Takeaway: Supplements may have had a banner sales year in general, but not all supplements have felt the love. With most Americans cooking, or at least eating, at home, it should come as no great shock that the rise of home cooking seems to have driven the sales volume decrease in categories that support skipping meals at least partially or altogether. Sales of protein supplements and meal replacements fell by 9% compared with the previous year, while food supplements decreased by 15% and wellness bars and gels—also a typical grab-and-go item—declined by 20% overall in 2020.
Takeaway: Shelf-stable pantry categories including beans, grains and rice, as well as pasta, had a blockbuster growth year in 2020. Afraid of shortages—fueled by a chicken-and-egg panic buying cycle—people stocked up on long-lasting pantry staples for both nourishment and peace of mind. This mentality continued well past the early stages of the pandemic. Dry beans, grains and rice, for example, experienced year-over-year growth of 166.1% in March 2020. That rate dropped to 75.7% in April and 54% in June, before holding steady in the 20-30% growth range for the remainder of the year. Shelf-stable pickles and olives (for all those WFH lunches?), frozen fruits and vegetables and refrigerated tofu—perhaps the most surprising item on this list—all had impressive 34% growth.
Takeaway: Grab-and-go favorites including shelf-stable RTD tea and coffee, jerky and meat snacks, and wellness bars were some of the worse-off in terms of growth in 2020—a not-too-surprising result of American families making fewer trips to the grocery store. Mask wearing and at-home grocery disinfection early on in the pandemic also left little room for on-the-go snacking. The declining growth in the shelf-stable baby food category and even refrigerated entrees—an office staple—can likely be attributed to the drastic increase in the number of families cooking at home in the spring, as well as the increased emphasis on healthy food and wellness during these COVID times.
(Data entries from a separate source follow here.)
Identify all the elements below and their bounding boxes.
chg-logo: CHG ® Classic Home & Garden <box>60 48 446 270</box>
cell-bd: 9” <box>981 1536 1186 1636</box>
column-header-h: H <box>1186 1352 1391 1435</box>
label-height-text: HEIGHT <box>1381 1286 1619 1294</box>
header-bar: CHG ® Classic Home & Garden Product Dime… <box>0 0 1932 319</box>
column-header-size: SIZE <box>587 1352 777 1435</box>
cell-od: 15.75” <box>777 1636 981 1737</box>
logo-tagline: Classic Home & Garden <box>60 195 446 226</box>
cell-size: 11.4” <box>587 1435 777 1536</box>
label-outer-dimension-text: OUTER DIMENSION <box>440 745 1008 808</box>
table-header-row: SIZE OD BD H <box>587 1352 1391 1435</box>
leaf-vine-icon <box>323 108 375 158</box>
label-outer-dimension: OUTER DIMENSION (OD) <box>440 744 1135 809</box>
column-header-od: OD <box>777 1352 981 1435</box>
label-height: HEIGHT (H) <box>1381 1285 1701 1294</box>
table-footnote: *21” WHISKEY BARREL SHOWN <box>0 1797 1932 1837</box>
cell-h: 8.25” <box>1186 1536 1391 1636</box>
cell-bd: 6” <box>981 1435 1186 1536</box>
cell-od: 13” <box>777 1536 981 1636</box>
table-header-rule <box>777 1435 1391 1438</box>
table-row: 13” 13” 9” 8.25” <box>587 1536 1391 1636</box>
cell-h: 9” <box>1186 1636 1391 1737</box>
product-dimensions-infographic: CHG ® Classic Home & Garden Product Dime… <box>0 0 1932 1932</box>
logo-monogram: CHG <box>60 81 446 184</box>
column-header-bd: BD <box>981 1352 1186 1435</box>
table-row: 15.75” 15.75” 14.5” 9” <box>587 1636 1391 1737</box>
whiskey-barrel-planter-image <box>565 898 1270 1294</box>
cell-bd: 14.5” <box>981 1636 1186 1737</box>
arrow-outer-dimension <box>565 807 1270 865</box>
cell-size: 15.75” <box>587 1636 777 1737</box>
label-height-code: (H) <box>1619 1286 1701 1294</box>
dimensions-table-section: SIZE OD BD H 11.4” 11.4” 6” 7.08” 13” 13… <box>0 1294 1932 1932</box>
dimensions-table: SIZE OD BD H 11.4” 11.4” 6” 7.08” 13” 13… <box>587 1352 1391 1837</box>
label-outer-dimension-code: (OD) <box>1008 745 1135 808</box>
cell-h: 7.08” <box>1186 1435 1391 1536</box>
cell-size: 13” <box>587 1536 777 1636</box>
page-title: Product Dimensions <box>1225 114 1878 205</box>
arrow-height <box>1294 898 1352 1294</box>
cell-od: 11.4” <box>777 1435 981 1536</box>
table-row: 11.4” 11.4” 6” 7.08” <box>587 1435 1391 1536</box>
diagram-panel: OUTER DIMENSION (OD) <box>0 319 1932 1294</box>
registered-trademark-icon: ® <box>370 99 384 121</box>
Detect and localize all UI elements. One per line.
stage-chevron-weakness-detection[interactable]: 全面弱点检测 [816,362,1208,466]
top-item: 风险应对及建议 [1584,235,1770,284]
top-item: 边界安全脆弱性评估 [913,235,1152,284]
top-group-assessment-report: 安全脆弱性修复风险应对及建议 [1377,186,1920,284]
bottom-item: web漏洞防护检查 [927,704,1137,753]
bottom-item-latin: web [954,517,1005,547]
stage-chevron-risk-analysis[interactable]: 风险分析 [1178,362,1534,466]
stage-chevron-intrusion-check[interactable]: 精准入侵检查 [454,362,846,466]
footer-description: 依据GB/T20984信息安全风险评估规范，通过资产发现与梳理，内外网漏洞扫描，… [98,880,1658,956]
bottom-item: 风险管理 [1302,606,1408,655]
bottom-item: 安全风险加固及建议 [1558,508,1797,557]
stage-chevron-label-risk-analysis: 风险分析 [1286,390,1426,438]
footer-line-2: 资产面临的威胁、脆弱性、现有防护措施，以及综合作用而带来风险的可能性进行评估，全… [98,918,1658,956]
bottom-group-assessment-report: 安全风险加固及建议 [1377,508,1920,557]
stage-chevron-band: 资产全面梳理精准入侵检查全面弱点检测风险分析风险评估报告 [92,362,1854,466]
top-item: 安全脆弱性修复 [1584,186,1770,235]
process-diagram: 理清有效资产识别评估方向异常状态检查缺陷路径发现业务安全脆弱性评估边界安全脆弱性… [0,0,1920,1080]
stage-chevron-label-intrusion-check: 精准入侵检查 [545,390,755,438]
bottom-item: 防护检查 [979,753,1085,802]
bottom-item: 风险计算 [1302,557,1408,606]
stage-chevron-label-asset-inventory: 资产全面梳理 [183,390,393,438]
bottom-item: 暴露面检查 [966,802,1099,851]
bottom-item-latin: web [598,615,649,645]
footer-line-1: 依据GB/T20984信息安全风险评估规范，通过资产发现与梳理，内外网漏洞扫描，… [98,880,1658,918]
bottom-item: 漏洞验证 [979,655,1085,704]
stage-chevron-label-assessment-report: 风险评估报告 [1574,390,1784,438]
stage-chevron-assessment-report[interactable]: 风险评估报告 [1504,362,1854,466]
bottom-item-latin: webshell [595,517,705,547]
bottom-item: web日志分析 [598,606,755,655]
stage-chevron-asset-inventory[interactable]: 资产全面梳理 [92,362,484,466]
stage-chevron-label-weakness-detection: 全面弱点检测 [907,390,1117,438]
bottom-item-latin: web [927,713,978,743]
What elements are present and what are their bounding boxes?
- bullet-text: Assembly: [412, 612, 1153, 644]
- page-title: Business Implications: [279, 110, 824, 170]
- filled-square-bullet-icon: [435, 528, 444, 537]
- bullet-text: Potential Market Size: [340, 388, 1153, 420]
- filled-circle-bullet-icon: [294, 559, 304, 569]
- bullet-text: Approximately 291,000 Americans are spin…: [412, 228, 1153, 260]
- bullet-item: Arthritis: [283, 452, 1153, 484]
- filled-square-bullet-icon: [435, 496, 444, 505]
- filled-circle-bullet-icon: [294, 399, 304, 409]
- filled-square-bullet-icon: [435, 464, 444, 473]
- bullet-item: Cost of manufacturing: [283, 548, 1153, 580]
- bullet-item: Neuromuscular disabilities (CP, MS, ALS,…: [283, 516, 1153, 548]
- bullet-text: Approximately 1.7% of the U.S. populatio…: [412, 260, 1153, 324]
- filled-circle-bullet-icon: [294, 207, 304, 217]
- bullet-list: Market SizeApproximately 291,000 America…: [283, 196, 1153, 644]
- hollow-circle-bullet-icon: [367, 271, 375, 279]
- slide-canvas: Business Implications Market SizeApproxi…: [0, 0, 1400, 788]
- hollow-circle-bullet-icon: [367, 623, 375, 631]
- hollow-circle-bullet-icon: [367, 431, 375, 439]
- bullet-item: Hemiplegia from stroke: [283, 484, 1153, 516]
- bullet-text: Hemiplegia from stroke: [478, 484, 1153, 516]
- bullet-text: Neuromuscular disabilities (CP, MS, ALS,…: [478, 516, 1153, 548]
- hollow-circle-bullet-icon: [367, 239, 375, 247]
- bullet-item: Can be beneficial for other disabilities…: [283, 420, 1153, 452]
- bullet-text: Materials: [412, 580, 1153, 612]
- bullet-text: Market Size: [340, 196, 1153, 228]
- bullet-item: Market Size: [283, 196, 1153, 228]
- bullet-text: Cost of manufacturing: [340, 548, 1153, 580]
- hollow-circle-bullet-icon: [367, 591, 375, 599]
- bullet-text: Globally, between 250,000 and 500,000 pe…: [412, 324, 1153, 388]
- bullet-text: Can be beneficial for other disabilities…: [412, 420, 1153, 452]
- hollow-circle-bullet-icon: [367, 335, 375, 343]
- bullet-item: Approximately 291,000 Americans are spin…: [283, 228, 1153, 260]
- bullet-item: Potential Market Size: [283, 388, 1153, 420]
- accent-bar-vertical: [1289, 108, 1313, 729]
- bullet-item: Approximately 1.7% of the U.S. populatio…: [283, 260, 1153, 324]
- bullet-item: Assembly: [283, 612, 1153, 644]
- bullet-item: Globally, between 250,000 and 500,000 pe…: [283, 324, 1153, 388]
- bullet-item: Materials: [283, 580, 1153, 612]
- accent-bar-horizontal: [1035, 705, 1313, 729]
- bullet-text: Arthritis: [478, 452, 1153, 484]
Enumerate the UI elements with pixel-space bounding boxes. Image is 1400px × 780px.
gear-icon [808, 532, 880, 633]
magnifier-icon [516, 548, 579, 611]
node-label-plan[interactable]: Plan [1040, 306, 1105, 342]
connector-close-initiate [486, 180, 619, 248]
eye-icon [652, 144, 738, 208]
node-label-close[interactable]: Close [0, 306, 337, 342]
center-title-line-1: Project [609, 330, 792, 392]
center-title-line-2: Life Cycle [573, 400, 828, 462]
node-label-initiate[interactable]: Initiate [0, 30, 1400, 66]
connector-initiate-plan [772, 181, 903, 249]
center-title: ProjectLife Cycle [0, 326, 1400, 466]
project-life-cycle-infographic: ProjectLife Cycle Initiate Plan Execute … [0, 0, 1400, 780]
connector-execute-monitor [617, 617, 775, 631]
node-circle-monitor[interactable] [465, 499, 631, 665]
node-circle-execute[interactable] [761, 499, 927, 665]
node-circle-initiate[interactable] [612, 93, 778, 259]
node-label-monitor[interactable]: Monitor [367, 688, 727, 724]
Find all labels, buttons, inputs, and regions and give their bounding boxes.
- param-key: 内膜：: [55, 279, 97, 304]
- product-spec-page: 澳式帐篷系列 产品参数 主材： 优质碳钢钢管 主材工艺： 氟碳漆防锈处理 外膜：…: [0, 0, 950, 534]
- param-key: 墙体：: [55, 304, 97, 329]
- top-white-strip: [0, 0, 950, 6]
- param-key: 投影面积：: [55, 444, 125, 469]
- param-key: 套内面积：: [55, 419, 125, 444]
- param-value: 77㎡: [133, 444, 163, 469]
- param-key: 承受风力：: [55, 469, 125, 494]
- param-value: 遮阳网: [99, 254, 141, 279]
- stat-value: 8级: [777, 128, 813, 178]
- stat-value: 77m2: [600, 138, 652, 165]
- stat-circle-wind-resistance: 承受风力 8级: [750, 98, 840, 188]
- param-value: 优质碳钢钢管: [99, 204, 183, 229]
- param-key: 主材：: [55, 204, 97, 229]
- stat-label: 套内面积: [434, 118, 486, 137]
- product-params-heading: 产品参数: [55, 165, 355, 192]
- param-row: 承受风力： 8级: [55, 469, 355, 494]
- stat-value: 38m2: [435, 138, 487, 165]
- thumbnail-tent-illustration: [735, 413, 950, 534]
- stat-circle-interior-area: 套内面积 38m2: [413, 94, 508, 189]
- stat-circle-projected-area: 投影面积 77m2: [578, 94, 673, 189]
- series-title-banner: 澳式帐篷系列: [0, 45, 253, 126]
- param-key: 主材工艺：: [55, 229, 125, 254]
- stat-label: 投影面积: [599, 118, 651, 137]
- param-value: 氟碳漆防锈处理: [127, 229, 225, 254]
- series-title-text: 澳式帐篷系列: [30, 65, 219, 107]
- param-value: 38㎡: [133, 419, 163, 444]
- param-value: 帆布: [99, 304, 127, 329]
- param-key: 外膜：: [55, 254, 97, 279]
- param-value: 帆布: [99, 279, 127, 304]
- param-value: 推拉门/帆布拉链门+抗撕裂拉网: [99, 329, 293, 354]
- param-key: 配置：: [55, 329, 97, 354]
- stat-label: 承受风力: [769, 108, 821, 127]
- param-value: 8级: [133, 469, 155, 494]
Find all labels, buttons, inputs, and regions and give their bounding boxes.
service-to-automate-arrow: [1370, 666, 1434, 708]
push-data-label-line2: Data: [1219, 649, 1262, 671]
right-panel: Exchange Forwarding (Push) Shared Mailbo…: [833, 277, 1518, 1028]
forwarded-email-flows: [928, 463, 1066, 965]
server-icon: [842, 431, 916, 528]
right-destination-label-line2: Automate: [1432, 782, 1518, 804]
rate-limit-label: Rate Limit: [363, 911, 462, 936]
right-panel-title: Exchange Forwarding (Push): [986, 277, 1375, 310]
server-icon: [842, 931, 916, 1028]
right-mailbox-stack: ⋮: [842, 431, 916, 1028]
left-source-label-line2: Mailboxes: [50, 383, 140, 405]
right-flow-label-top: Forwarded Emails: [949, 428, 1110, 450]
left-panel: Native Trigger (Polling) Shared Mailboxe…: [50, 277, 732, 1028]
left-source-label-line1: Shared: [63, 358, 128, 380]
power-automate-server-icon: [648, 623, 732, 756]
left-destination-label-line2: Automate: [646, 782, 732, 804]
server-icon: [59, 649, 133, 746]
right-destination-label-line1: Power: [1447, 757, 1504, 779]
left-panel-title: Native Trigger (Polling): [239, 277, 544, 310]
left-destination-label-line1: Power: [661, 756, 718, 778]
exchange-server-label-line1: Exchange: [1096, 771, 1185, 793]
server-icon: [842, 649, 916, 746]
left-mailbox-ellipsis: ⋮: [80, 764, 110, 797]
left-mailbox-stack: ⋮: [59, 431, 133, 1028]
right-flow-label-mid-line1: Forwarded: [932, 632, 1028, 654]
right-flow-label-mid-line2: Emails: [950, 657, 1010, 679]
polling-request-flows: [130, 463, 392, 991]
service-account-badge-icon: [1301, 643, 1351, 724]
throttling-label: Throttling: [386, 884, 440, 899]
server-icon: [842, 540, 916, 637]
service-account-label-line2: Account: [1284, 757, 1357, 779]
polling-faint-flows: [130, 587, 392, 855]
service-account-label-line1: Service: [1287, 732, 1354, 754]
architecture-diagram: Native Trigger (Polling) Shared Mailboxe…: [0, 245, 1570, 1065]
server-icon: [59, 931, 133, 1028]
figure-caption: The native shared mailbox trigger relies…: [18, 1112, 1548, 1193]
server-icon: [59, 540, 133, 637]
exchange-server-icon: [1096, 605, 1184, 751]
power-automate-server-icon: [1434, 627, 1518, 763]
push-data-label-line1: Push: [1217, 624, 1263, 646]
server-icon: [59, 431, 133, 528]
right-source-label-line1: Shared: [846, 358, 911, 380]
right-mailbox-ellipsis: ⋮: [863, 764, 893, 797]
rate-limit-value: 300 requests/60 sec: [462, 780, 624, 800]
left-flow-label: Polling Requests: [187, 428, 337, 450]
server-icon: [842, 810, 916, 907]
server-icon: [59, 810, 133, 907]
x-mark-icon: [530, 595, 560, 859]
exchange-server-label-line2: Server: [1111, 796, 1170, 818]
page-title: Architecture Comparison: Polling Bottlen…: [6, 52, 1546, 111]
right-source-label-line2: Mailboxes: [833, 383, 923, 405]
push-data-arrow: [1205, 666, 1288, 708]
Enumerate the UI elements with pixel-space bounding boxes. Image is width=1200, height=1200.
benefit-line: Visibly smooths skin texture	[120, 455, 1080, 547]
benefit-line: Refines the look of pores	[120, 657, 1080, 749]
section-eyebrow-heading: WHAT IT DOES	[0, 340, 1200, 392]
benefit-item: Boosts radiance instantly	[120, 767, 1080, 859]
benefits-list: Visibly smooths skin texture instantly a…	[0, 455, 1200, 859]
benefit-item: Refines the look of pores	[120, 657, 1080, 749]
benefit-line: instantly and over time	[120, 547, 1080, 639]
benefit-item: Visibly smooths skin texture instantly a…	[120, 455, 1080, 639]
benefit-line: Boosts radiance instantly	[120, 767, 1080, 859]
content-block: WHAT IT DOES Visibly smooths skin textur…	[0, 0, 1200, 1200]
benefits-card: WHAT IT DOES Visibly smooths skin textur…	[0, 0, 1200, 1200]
Curiously, refrigerated entrees had been doing well in terms of growth at the start of the year, registering 5.4%, 4.2% and 5.7% respectively for January, February and March 2020, before the pandemic. Shelf-stable RTD tea and coffee had also been on the rise pre-COVID. However, after boasting growth of 9.3% in March 2020, sales dropped by -17.4% year-over-year the following month. This category was soon back in the positives, however, recovering little by little starting in July, before finishing off December with a positive growth rate of 8%.